No way was Zane that organized. And I couldn’t imagine anyone would be dumb enough to buy fake gems from him. Who would have trusted him enough to do that?
“Why do you think that?” Connor asked.
“He asked about the stones, if you could take the stones out. I said you could probably chip them out, but why would you want to, because it would ruin the geode?”
“Do you know where he was going to do this potential selling?” Connor asked.
“No. I don’t even know if he was going to do it. He was pretty keyed up when he left, but I haven’t talked to him since.”
* * *
* * *
We left her after that pronouncement to let her handle the bachelorette party.
“She was lying,” Connor said, glancing back through the glowing window.
“Oh, completely,” I agreed. “She made up the story about the geode. Not that I’d doubt Zane would pull the con, but he isn’t organized enough to do it.”

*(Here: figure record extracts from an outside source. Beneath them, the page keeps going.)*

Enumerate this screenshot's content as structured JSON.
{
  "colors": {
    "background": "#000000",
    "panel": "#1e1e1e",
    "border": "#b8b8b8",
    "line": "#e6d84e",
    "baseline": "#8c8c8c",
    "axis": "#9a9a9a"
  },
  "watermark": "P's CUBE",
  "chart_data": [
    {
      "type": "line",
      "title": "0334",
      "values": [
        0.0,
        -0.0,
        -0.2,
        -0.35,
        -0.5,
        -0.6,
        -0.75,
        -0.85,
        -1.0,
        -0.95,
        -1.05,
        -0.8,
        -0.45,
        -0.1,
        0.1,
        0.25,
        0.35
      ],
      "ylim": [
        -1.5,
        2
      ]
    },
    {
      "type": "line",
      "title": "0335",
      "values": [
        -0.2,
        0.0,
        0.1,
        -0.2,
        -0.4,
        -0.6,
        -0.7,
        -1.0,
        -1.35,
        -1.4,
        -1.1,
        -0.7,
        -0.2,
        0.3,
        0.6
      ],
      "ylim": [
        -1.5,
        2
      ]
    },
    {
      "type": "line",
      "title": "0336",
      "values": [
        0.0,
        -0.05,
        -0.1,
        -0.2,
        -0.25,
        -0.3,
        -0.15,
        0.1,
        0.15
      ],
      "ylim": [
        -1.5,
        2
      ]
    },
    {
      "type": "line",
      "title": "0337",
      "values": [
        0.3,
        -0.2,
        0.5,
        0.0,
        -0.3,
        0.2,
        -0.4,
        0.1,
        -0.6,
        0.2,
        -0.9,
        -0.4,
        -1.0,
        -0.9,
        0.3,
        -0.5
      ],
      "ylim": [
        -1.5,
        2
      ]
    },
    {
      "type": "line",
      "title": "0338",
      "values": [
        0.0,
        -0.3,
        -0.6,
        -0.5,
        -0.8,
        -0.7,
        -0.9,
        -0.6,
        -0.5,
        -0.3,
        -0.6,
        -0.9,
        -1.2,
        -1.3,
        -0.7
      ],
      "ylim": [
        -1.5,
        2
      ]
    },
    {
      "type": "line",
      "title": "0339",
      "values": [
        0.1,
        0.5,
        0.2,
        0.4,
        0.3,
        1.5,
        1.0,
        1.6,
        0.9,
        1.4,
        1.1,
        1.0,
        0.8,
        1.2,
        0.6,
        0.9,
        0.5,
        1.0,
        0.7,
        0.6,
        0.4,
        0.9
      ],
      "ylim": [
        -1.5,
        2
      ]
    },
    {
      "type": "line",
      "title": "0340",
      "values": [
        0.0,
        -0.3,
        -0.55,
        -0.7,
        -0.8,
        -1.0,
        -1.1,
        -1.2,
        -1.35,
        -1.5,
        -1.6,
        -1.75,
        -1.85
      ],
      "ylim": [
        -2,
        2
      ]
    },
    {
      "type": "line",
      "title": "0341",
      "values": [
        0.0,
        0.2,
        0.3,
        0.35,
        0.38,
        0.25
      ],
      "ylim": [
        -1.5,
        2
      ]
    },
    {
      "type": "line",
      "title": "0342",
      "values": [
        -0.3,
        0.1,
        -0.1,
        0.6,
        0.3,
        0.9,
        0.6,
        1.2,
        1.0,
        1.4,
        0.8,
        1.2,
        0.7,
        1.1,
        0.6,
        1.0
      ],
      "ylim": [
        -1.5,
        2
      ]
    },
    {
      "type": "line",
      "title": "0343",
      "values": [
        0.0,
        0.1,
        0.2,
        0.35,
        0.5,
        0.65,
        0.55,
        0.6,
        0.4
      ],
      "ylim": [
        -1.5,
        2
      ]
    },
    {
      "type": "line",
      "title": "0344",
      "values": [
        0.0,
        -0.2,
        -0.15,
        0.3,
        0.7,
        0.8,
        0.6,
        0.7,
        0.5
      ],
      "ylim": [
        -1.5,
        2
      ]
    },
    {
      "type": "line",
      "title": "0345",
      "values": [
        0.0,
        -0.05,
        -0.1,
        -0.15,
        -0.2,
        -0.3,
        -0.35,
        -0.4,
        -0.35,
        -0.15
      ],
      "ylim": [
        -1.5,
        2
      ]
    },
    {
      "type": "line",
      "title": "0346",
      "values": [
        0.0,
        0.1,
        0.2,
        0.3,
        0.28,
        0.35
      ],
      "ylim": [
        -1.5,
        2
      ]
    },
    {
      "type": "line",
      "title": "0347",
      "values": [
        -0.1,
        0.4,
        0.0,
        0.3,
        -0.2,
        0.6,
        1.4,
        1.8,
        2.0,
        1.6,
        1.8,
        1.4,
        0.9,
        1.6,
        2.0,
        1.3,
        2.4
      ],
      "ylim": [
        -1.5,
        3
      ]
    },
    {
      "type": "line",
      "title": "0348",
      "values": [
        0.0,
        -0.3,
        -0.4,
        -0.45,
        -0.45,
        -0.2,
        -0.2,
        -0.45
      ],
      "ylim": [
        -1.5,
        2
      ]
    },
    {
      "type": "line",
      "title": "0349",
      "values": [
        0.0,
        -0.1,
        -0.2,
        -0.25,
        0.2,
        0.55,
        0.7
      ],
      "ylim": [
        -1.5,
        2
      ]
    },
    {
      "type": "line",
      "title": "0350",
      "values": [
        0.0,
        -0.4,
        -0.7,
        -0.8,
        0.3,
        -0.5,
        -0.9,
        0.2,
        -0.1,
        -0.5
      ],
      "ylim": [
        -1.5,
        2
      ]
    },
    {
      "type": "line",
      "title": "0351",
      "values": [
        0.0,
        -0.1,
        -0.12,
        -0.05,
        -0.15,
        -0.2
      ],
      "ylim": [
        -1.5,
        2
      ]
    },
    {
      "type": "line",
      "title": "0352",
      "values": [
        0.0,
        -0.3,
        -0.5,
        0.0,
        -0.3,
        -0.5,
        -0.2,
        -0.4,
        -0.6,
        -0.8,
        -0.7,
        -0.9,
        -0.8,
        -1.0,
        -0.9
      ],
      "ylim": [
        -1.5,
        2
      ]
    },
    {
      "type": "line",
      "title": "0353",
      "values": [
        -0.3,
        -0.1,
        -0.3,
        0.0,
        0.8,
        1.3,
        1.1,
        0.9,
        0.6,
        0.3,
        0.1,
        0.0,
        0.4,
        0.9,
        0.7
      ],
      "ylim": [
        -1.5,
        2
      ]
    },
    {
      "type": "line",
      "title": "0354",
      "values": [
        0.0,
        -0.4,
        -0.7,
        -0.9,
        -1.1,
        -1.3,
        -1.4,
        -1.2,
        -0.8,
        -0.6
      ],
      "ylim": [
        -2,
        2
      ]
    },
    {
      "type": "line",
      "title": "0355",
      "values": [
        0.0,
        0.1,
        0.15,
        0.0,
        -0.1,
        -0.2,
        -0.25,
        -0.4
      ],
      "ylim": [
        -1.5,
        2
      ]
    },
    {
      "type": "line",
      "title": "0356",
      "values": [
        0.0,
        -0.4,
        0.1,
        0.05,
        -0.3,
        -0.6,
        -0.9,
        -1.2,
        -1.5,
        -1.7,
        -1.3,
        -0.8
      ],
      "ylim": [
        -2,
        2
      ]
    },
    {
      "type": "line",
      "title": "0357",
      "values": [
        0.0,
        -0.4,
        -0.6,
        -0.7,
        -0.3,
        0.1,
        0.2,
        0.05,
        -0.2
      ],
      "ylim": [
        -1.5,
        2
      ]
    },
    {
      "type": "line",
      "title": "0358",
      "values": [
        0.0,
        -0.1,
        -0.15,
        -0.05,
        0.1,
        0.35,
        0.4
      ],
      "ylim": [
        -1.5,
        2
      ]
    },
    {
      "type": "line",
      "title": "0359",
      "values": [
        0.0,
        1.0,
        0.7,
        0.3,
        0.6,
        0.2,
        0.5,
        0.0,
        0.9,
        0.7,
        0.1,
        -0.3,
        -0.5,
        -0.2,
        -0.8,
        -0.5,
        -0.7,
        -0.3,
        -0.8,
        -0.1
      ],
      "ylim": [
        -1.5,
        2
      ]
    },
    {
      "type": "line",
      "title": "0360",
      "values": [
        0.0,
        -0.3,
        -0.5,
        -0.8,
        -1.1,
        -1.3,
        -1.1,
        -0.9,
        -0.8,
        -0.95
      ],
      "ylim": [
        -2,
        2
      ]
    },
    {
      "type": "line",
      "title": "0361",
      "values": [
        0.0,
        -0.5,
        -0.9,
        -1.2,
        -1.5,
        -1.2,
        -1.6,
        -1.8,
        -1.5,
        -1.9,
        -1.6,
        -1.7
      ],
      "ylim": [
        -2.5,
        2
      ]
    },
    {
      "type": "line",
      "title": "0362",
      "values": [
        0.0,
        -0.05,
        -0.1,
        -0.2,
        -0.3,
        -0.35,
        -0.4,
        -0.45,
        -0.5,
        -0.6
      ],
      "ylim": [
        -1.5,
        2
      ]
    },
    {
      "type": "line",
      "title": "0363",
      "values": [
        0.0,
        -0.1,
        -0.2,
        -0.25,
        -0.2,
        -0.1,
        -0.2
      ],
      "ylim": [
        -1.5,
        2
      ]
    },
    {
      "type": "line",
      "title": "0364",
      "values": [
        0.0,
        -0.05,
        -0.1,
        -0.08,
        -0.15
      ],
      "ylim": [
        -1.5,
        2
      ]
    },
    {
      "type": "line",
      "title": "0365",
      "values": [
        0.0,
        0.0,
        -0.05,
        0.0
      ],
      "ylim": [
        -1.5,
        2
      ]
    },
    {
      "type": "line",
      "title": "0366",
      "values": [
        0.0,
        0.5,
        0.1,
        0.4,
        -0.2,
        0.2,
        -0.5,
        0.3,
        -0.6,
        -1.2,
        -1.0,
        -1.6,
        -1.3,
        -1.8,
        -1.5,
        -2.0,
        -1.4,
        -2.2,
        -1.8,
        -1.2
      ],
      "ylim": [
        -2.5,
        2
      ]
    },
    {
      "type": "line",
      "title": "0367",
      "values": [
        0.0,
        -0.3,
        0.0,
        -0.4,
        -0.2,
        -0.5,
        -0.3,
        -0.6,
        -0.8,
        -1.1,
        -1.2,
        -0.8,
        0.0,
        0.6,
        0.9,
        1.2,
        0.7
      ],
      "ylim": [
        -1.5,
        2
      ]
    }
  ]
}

“And the brass seal,” Connor said, shaking his head. “
Because he has a lot of fine correspondence to take care of.”
“Right?” I looked back. “There’s magic in the air, but it’s faint. I think she sold them something magical. A charm, a spell, an amulet, a potion, something that contributed to what’s going on now. She may not know what it was for—or she doesn’t want to know. But she’s involved.”
“We need her to tell us the truth.”
“We can’t make her talk.”
He just looked at me, a gleam in his eyes.
“We can’t legally make her talk,” I amended. “If she’s the only sorceress in the area, yeah, it’s likely she’s the source of the magic. But it’s not positive, and we don’t have any evidence she was involved other than the receipt, which could be totally innocuous.”
“It’s not innocuous.”
“No, it’s not, and she’s lying. But we need more information, or something to pressure her with.”
That gleam came back.
“You’re very bloodthirsty today.”
“Sayeth the vampire.”
“I’m bloodthirsty every day. It’s part of my charm. We need leverage. Maybe Theo can find something when he reaches the Order that we can use against her.”
Bells jingled, and Connor looked back at the store, watched the bachelorette party walk outside, each carrying a small white bag with CRYSTAL INFERNO printed on it. They strode down the street in their short dresses and stiletto heels, then slid into the back of a waiting pink limousine.
“Why do humans do that?” Connor asked.
“Ride in limousines? Fastest way to get from point A to point B while also drinking cheap champagne.”
“The sash and the giggling.”
“Do you have any idea how many giggling girls I’ve seen you with?” I touched a hand to his arm. “‘Oh, Con, you’re so strong. And you’re just so handsome.’”
He just stared at me with a mix of horror and amusement in his eyes. “Never happened.”
“Oh,” I said with a grin, “it happened. And gave me plenty of ammunition.”